As Quebec's newly elected premier and leader of the Parti Quebecois Pauline Marois delivered a victory speech to supporters in a concert hall in Montreal Tuesday, a gunman in a ski-mask and bathrobe entered the building and discharged his assault rifle, killing one man and injuring another.
"The English are waking up!" the shooter, identified only as a 62-year-old man, was reportedly yelling in French, indicating opposition to the policies of the Parti Quebecois, which favor independence for French-speaking Quebec from Canada.
The shooting took place near a back entrance to the building, away from the main auditorium where Marois was speaking. Marois was ushered off the stage, but later returned to finish her speech in which she said that Quebec would one day be an independent state.
The gunman was apprehended and police say they believe he acted alone.
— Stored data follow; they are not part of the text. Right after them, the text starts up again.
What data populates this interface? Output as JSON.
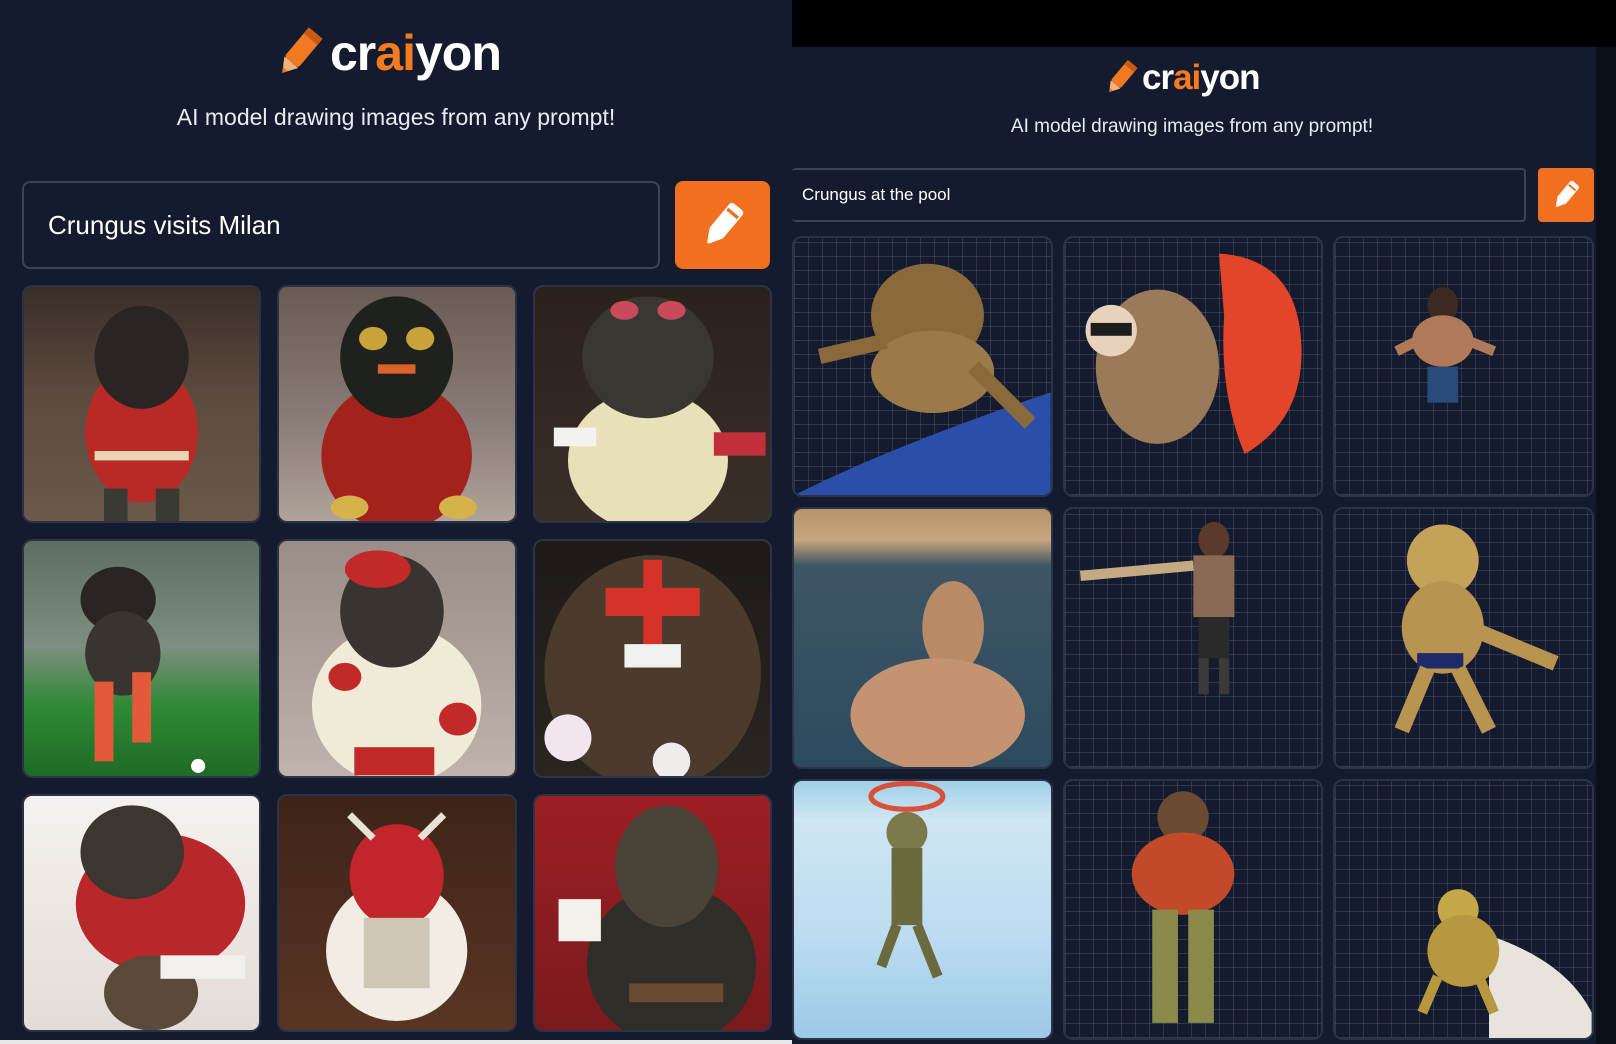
{
  "left": {
    "brand": {
      "prefix": "cr",
      "ai": "ai",
      "suffix": "yon"
    },
    "tagline": "AI model drawing images from any prompt!",
    "prompt": {
      "value": "Crungus visits Milan"
    },
    "draw_button_icon": "pencil-icon",
    "images": [
      {
        "alt": "crungus-in-red-kit-stadium"
      },
      {
        "alt": "crungus-red-velvet-masked"
      },
      {
        "alt": "crungus-cream-jersey-dark-bg"
      },
      {
        "alt": "crungus-running-on-pitch"
      },
      {
        "alt": "crungus-white-red-costume"
      },
      {
        "alt": "crungus-red-face-paint-closeup"
      },
      {
        "alt": "crungus-red-shirt-white-bg"
      },
      {
        "alt": "crungus-red-beard-theatre"
      },
      {
        "alt": "crungus-holding-card-red-wall"
      }
    ]
  },
  "right": {
    "brand": {
      "prefix": "cr",
      "ai": "ai",
      "suffix": "yon"
    },
    "tagline": "AI model drawing images from any prompt!",
    "prompt": {
      "value": "Crungus at the pool"
    },
    "draw_button_icon": "pencil-icon",
    "images": [
      {
        "alt": "crungus-swimming-pool-edge"
      },
      {
        "alt": "crungus-with-inflatable"
      },
      {
        "alt": "crungus-crouching-in-pool"
      },
      {
        "alt": "crungus-floating-dark-pool"
      },
      {
        "alt": "crungus-standing-pool-side"
      },
      {
        "alt": "crungus-wading-blue-pool"
      },
      {
        "alt": "crungus-leaping-into-pool"
      },
      {
        "alt": "crungus-standing-in-tiled-pool"
      },
      {
        "alt": "crungus-golden-in-pool"
      }
    ]
  },
  "colors": {
    "accent": "#f0701f",
    "background": "#141b2e",
    "border": "#3a4358"
  }
}
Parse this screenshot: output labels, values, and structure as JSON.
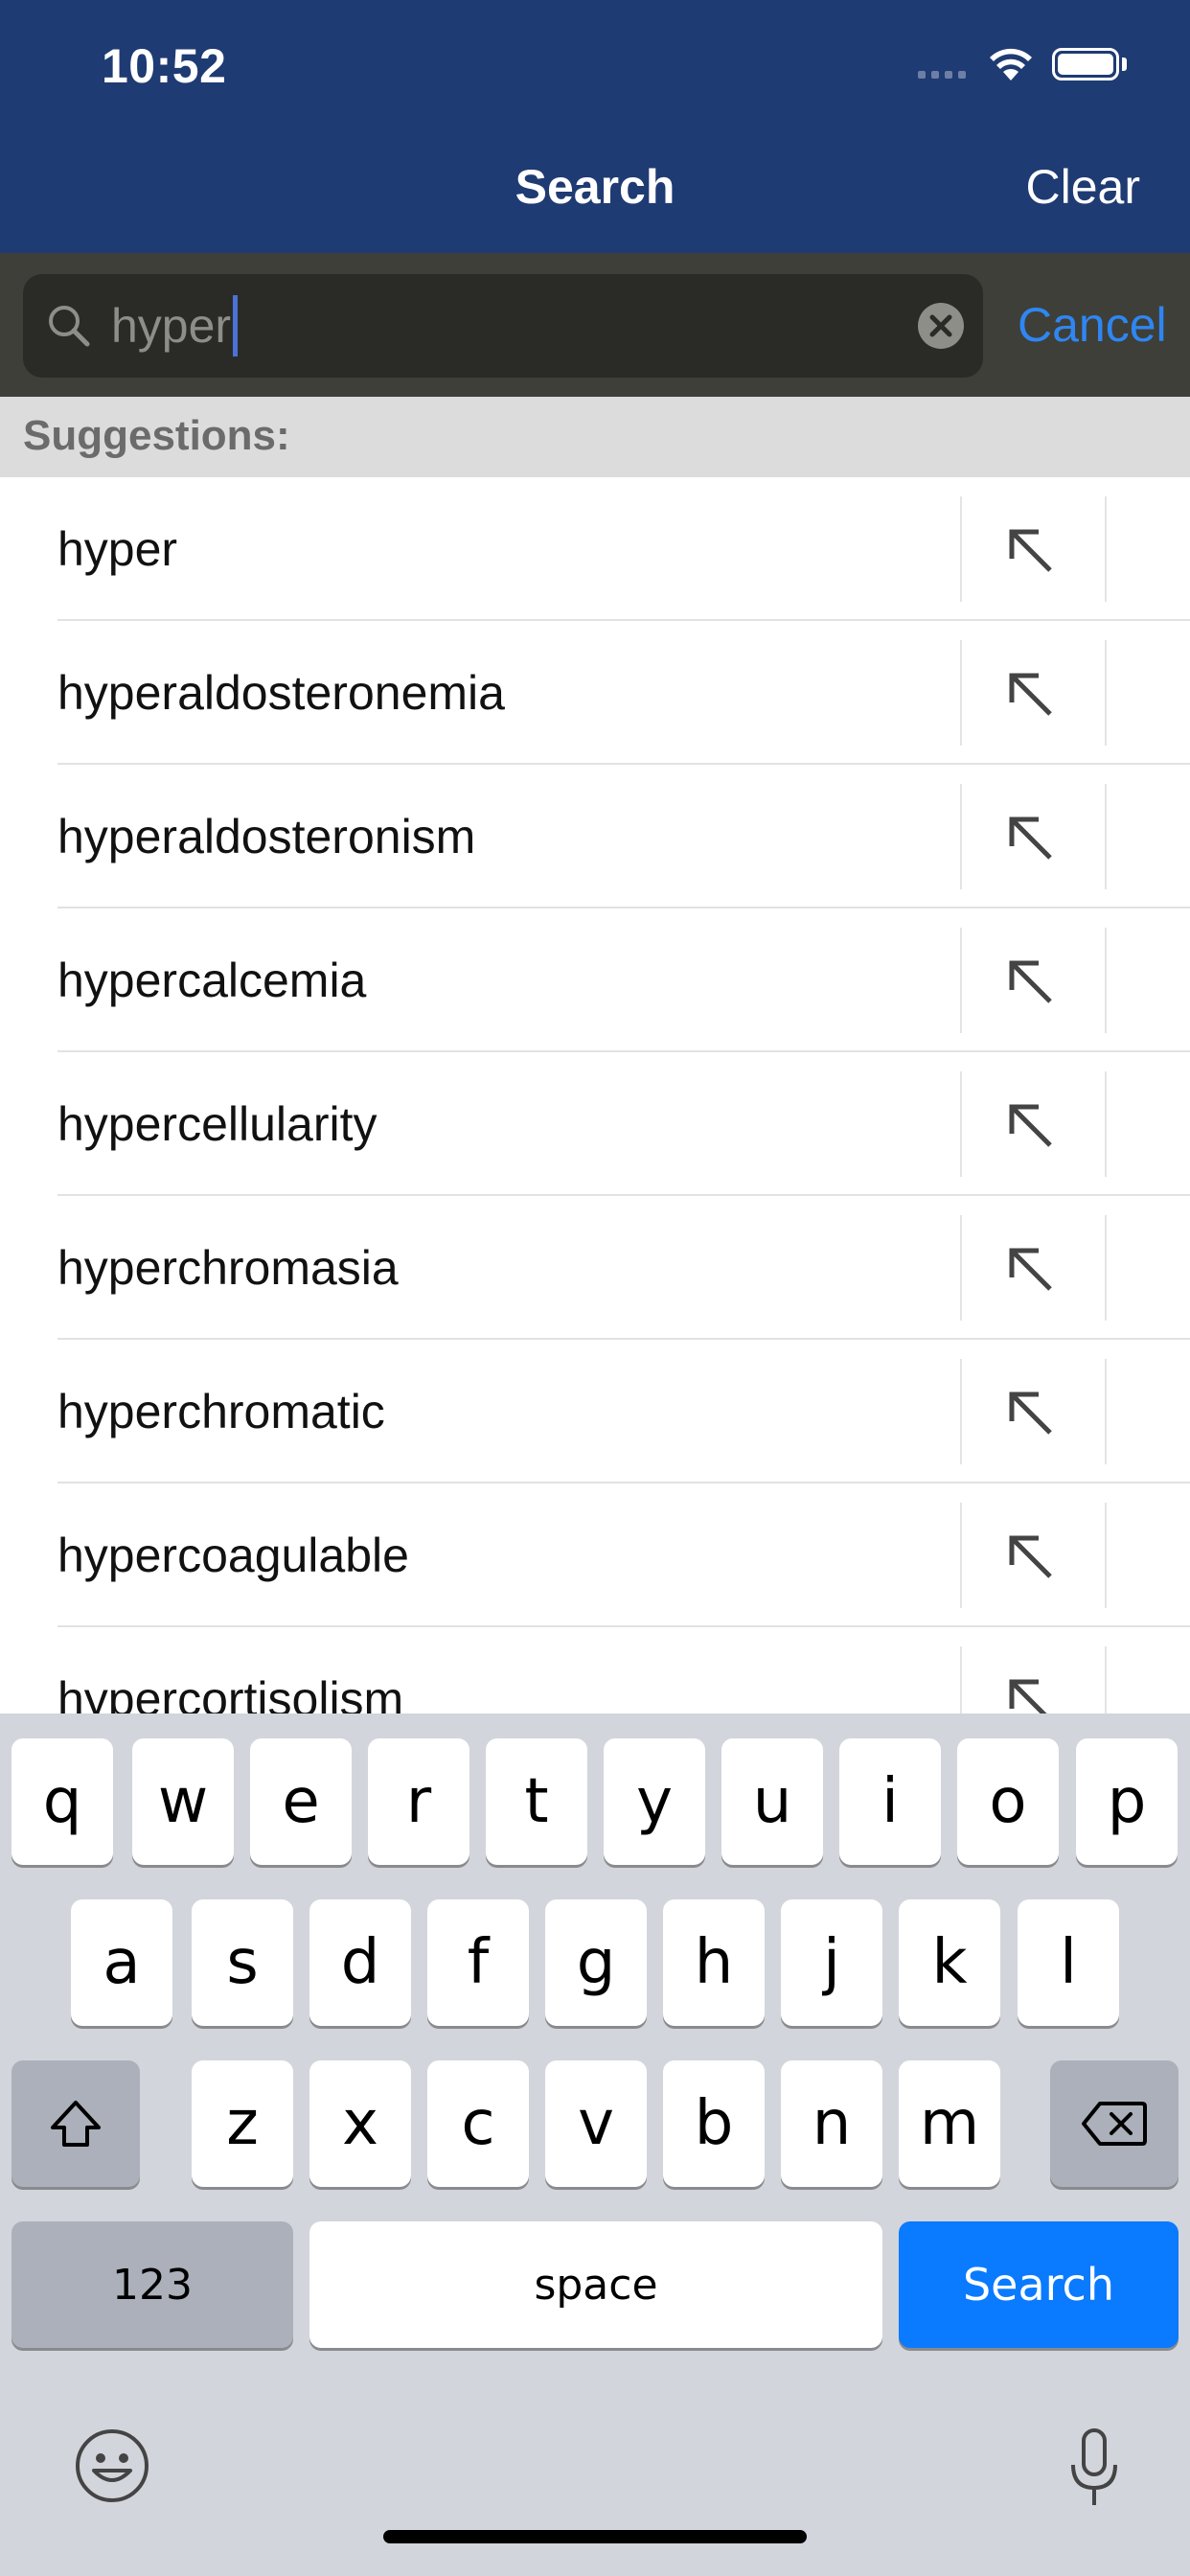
{
  "status_bar": {
    "time": "10:52"
  },
  "nav": {
    "title": "Search",
    "clear_label": "Clear"
  },
  "search": {
    "query": "hyper",
    "cancel_label": "Cancel"
  },
  "suggestions": {
    "header": "Suggestions:",
    "items": [
      "hyper",
      "hyperaldosteronemia",
      "hyperaldosteronism",
      "hypercalcemia",
      "hypercellularity",
      "hyperchromasia",
      "hyperchromatic",
      "hypercoagulable",
      "hypercortisolism"
    ]
  },
  "keyboard": {
    "row1": [
      "q",
      "w",
      "e",
      "r",
      "t",
      "y",
      "u",
      "i",
      "o",
      "p"
    ],
    "row2": [
      "a",
      "s",
      "d",
      "f",
      "g",
      "h",
      "j",
      "k",
      "l"
    ],
    "row3": [
      "z",
      "x",
      "c",
      "v",
      "b",
      "n",
      "m"
    ],
    "numbers_label": "123",
    "space_label": "space",
    "search_label": "Search"
  },
  "colors": {
    "nav_bg": "#1f3b73",
    "accent": "#2f86f2",
    "search_key": "#0a7aff"
  }
}
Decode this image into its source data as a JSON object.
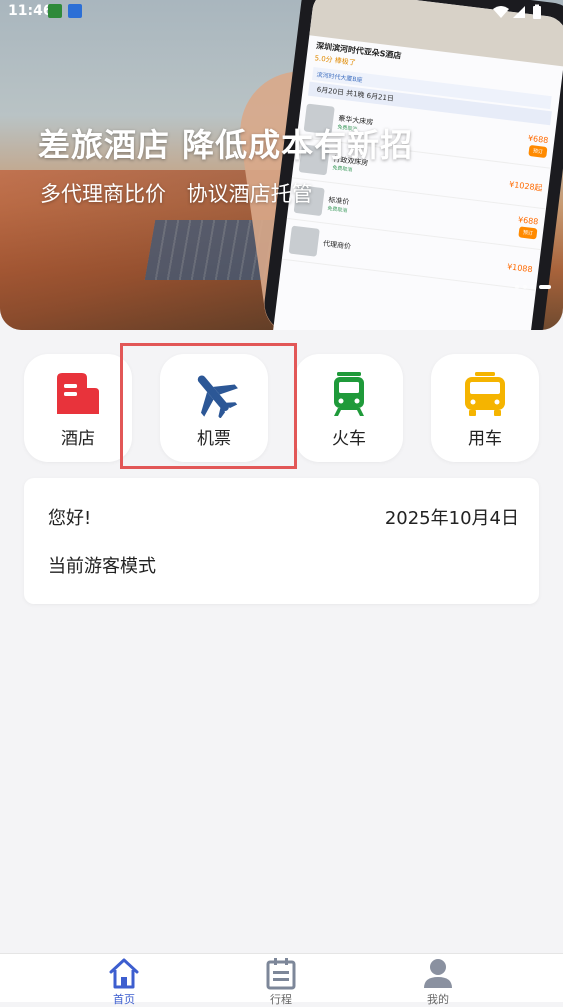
{
  "status_bar": {
    "time": "11:46"
  },
  "banner": {
    "headline": "差旅酒店 降低成本有新招",
    "subline": "多代理商比价 协议酒店托管",
    "phone": {
      "hotel_name": "深圳滨河时代亚朵S酒店",
      "score": "5.0分 棒极了",
      "location": "滨河时代大厦B座",
      "dates": "6月20日 共1晚 6月21日",
      "agent_label": "代理商价",
      "rooms": [
        {
          "name": "豪华大床房",
          "note": "免费取消",
          "price": "¥688"
        },
        {
          "name": "行政双床房",
          "note": "免费取消",
          "price": "¥1028起"
        },
        {
          "name": "标准价",
          "note": "免费取消",
          "price": "¥688"
        },
        {
          "name": "",
          "note": "",
          "price": "¥1088"
        }
      ],
      "book_label": "预订"
    }
  },
  "services": [
    {
      "label": "酒店",
      "icon": "hotel-icon",
      "color": "#e8333b"
    },
    {
      "label": "机票",
      "icon": "airplane-icon",
      "color": "#2c5796"
    },
    {
      "label": "火车",
      "icon": "train-icon",
      "color": "#1f9a3a"
    },
    {
      "label": "用车",
      "icon": "bus-icon",
      "color": "#f5b400"
    }
  ],
  "greeting": {
    "hello": "您好!",
    "date": "2025年10月4日",
    "mode": "当前游客模式"
  },
  "nav": {
    "items": [
      {
        "label": "首页",
        "icon": "home-icon",
        "active": true
      },
      {
        "label": "行程",
        "icon": "calendar-icon",
        "active": false
      },
      {
        "label": "我的",
        "icon": "profile-icon",
        "active": false
      }
    ]
  },
  "colors": {
    "accent": "#3d5ecf",
    "highlight_border": "#e25757",
    "background": "#f4f4f6"
  }
}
"At this stage in the investigation, there is nothing to indicate any accomplices or other persons implicated," Montreal Police spokesman Ian Lafreniere told the Vancouver Sun.
The last such occurrence of a politically motivated killing in Canada occurred in 1970, when a group of radical Quebec nationalists kidnapped provincial Labor Minister Pierre Laporte and a British diplomat, later strangling Laporte to death.
Separatism and Economic Realities in Quebec
Perhaps momentarily overshadowed by the violence is the fact that Marois is the first woman to be elected as premier of Quebec with her victory ending nine years of rule by the Liberal Party.
Marois has stated her support for a referendum on Quebec's secession from Canada, but given that the PQ only won a minority in the legislature, 54 seats out of 125, it is unlikely that she will push the issue anytime soon.
A recent poll showed only 28 percent support for independence in Quebec, Reuters reported.
Previous referendums on independence were held in 1980 and 1995 during PQ government, though both attempts were voted down.
Marois has said that her main objective is to focus on the economy, which she would like to move away from dependence on the rest of Canada.
Quebec currently has the highest amount of debt of any Canadian province. Seceding from Canada would ultimately threaten its credit rating, leading to higher interest payments and increasing the possibility of defaulting on its debt.
Marois favors raising taxes on Quebec's big industries such as its mining sector, but may find strong opposition in the legislature.
At the same time she would like to stop rises in tuition fees that have prompted mass student protests, but that would require increased government spending to subsidize education.
Overall, Marois' platform seeks to wrest more control over domestic policies in Quebec from Ottawa, including over immigration policy, unemployment insurance and the public healthcare system, but she will have to gain support from minority parties to push that agenda.
"It's going to be tricky to govern," Michel Poitevin, economics professor at the University of Montreal, told the Canadian Business.
"Any party that would have been elected would have had to make tough decisions. I guess for the PQ, maybe it's going to be harder internally because of all the promises that they made."